Reichlmeier ist von Lärm und Abgasen inzwischen so genervt, dass er dieses Argument nicht gelten lassen will. Er bietet an: "Sollte es am fehlenden Geld für die Installation des vierten Zebrafeldes liegen, bin ich gerne bereit die Kosten hierfür für ein Jahr zinslos vorzustrecken", sagt er der SZ. Allerdings ist es mit ein paar Strichen auf der Straße längst nicht mehr getan. "Bauliche Veränderungen sind nötig. Es müssen Nasen gebaut und in der Ostenstraße zurückgebaut werden, der Gehweg muss aufgewertet werden. Das schreibt die Straßenverkehrsordnung vor", erklärt Wanka. Inklusive Straßenteerung und dem Versetzen der Beleuchtungsmasten müsse man mit etwa einer Million Euro rechnen.

Der Fraktionssprecher der SPD, Franz Trinkl, ist sich sicher, dass man für solch einen Schritt zunächst den Verkehr des gesamten Quartiers beobachten müsse, um genau abschätzen zu können, wie sich die Verkehrsströme verändern würden.
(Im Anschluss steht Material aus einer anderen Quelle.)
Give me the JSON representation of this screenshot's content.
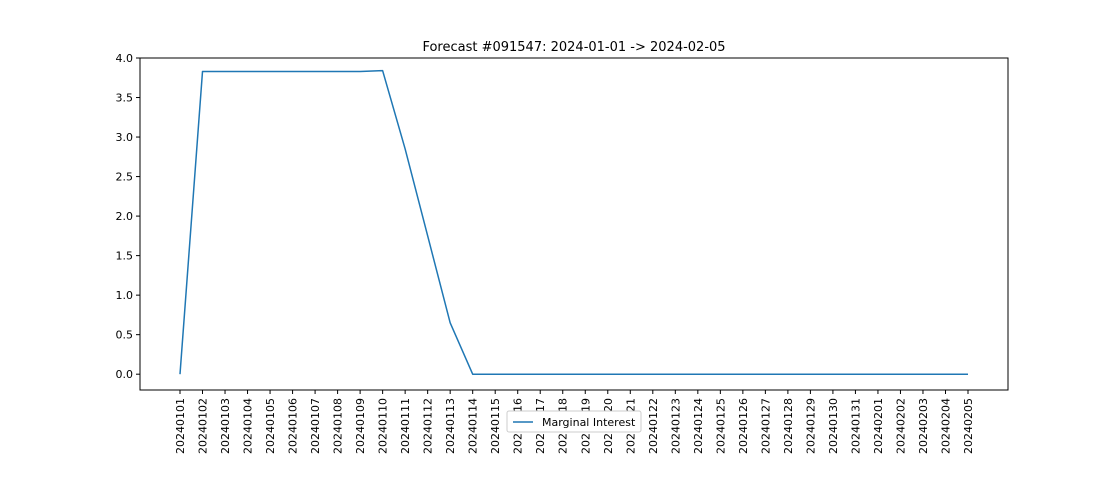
{
  "chart_data": {
    "type": "line",
    "title": "Forecast #091547: 2024-01-01 -> 2024-02-05",
    "xlabel": "",
    "ylabel": "",
    "ylim": [
      -0.2,
      4.0
    ],
    "yticks": [
      "0.0",
      "0.5",
      "1.0",
      "1.5",
      "2.0",
      "2.5",
      "3.0",
      "3.5",
      "4.0"
    ],
    "grid": false,
    "legend_position": "lower center",
    "categories": [
      "20240101",
      "20240102",
      "20240103",
      "20240104",
      "20240105",
      "20240106",
      "20240107",
      "20240108",
      "20240109",
      "20240110",
      "20240111",
      "20240112",
      "20240113",
      "20240114",
      "20240115",
      "20240116",
      "20240117",
      "20240118",
      "20240119",
      "20240120",
      "20240121",
      "20240122",
      "20240123",
      "20240124",
      "20240125",
      "20240126",
      "20240127",
      "20240128",
      "20240129",
      "20240130",
      "20240131",
      "20240201",
      "20240202",
      "20240203",
      "20240204",
      "20240205"
    ],
    "series": [
      {
        "name": "Marginal Interest",
        "color": "#1f77b4",
        "values": [
          0.0,
          3.83,
          3.83,
          3.83,
          3.83,
          3.83,
          3.83,
          3.83,
          3.83,
          3.84,
          2.85,
          1.75,
          0.65,
          0.0,
          0.0,
          0.0,
          0.0,
          0.0,
          0.0,
          0.0,
          0.0,
          0.0,
          0.0,
          0.0,
          0.0,
          0.0,
          0.0,
          0.0,
          0.0,
          0.0,
          0.0,
          0.0,
          0.0,
          0.0,
          0.0,
          0.0
        ]
      }
    ]
  }
}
Schließlich liegt die Grundschule an der Krenmoosstraße unweit der Kreuzung.

Eine Änderung ist übrigens bereits beschlossen: Die Buslinie 710 wird mit dem Fahrplanwechsel im kommenden Jahr nicht mehr durch das Wohngebiet fahren. Aber das dauert noch bis Dezember 2021. Reichlmeier und seinen Nachbarn dürfte das allein als Verbesserung wohl nicht ausreichen. "Ich höre nicht auf, mich aufzuregen", kündigt der Karlsfelder schon jetzt an. "Alle reden von Umweltschutz - nur an dieser Kreuzung nicht."